E’ la storia di Franco e Roberto. Uno spudorato imprenditore, che gestisce una ditta di smaltimento rifiuti ed il suo neofita assistente. Qui la finzione mette in scena tutto quello che, appunto, si era raccontato nei precedenti documentari, quello che tanti contadini o allevatori avevano testimoniato, stando a contatto quotidianamente con gli effetti di queste cause apocalittiche: i frutti malati delle terre intossicate.

Le poche sequenze di questa microstoria sono una sintesi del processo ecocriminale che già è stato denunciato: i sopralluoghi nelle cave da adibire a discariche illegali di rifiuti tossici, i viaggi lavorativi per discutere e stipulare contratti con le grandi industrie del nord –che, nelle persone dei loro amministratori, se ne fregano delle trasmutate conseguenze future, a beneficio della certificazione legale dei processi burocratici che permette di smaltire, nell’immediato, le scorie tossiche dei prodotti con i quali si arricchiscono- l’effettivo sversamento dei rifiuti sul posto, tramite camion che si intrufolano in impervie vie d’accesso.

Un film spietato, nel complesso, che fa emergere, però, proprio in questa storia di ecoreati, una piccola speranza individuale.
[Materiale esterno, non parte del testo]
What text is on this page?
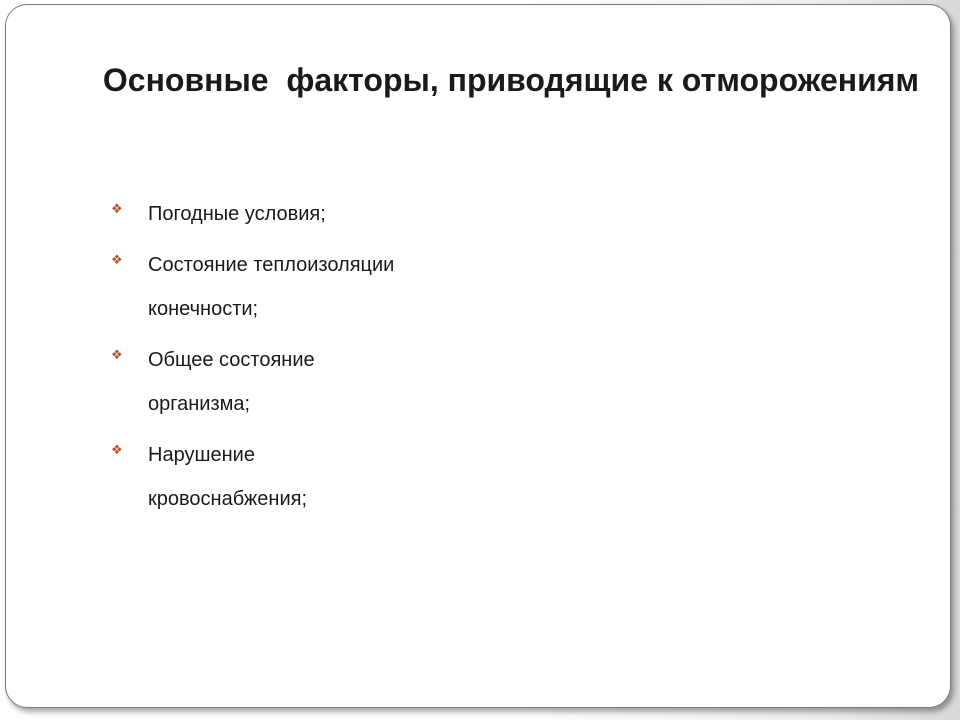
Основные  факторы, приводящие к отморожениям
❖ Погодные условия;
❖ Состояние теплоизоляции конечности;
❖ Общее состояние организма;
❖ Нарушение кровоснабжения;
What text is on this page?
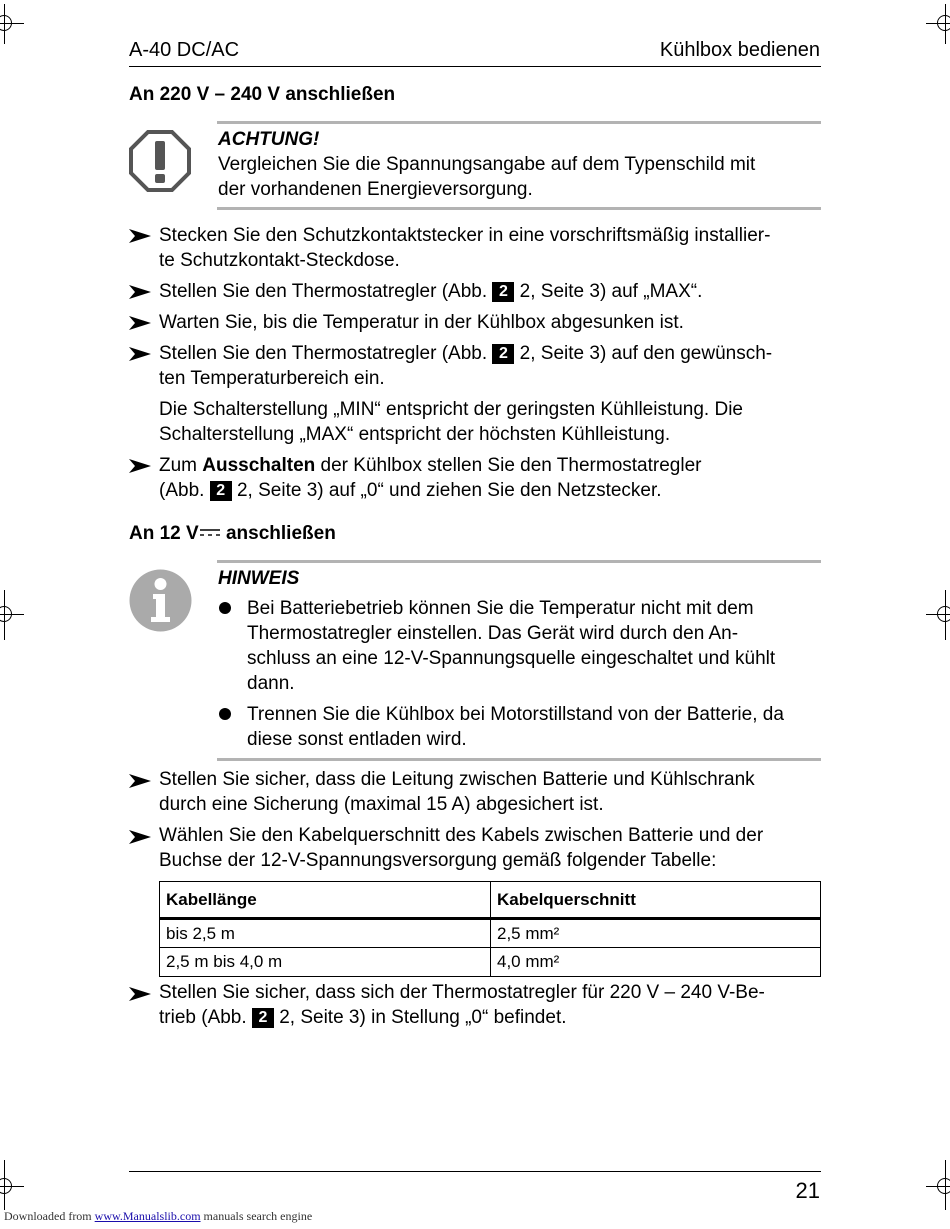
A-40 DC/AC	Kühlbox bedienen
An 220 V – 240 V anschließen
ACHTUNG!
Vergleichen Sie die Spannungsangabe auf dem Typenschild mit
der vorhandenen Energieversorgung.
Stecken Sie den Schutzkontaktstecker in eine vorschriftsmäßig installier-
te Schutzkontakt-Steckdose.
Stellen Sie den Thermostatregler (Abb. 2 2, Seite 3) auf „MAX“.
Warten Sie, bis die Temperatur in der Kühlbox abgesunken ist.
Stellen Sie den Thermostatregler (Abb. 2 2, Seite 3) auf den gewünsch-
ten Temperaturbereich ein.
Die Schalterstellung „MIN“ entspricht der geringsten Kühlleistung. Die
Schalterstellung „MAX“ entspricht der höchsten Kühlleistung.
Zum Ausschalten der Kühlbox stellen Sie den Thermostatregler
(Abb. 2 2, Seite 3) auf „0“ und ziehen Sie den Netzstecker.
An 12 V anschließen
HINWEIS
Bei Batteriebetrieb können Sie die Temperatur nicht mit dem
Thermostatregler einstellen. Das Gerät wird durch den An-
schluss an eine 12-V-Spannungsquelle eingeschaltet und kühlt
dann.
Trennen Sie die Kühlbox bei Motorstillstand von der Batterie, da
diese sonst entladen wird.
Stellen Sie sicher, dass die Leitung zwischen Batterie und Kühlschrank
durch eine Sicherung (maximal 15 A) abgesichert ist.
Wählen Sie den Kabelquerschnitt des Kabels zwischen Batterie und der
Buchse der 12-V-Spannungsversorgung gemäß folgender Tabelle:
Kabellänge	Kabelquerschnitt
bis 2,5 m	2,5 mm²
2,5 m bis 4,0 m	4,0 mm²
Stellen Sie sicher, dass sich der Thermostatregler für 220 V – 240 V-Be-
trieb (Abb. 2 2, Seite 3) in Stellung „0“ befindet.
21
Downloaded from www.Manualslib.com manuals search engine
La ribellione di Roberto nei confronti del suo principale, dopo aver visto coi propri occhi il frutto di quello sporco lavoro, è la ribellione che ognuno di noi spettatori dovrebbe avere contro questo disgustoso sistema di produzione consumistico.

Far sì che lo sdegno individuale diventi, davvero, presa di coscienza di massa e possa generare una classe politica dignitosa che riesca ad imporre -non essendoci purtroppo alternative efficienti, di etica individuale e senso civico, condivise a stragrande maggioranza- il supremo rispetto verso l’ambiente.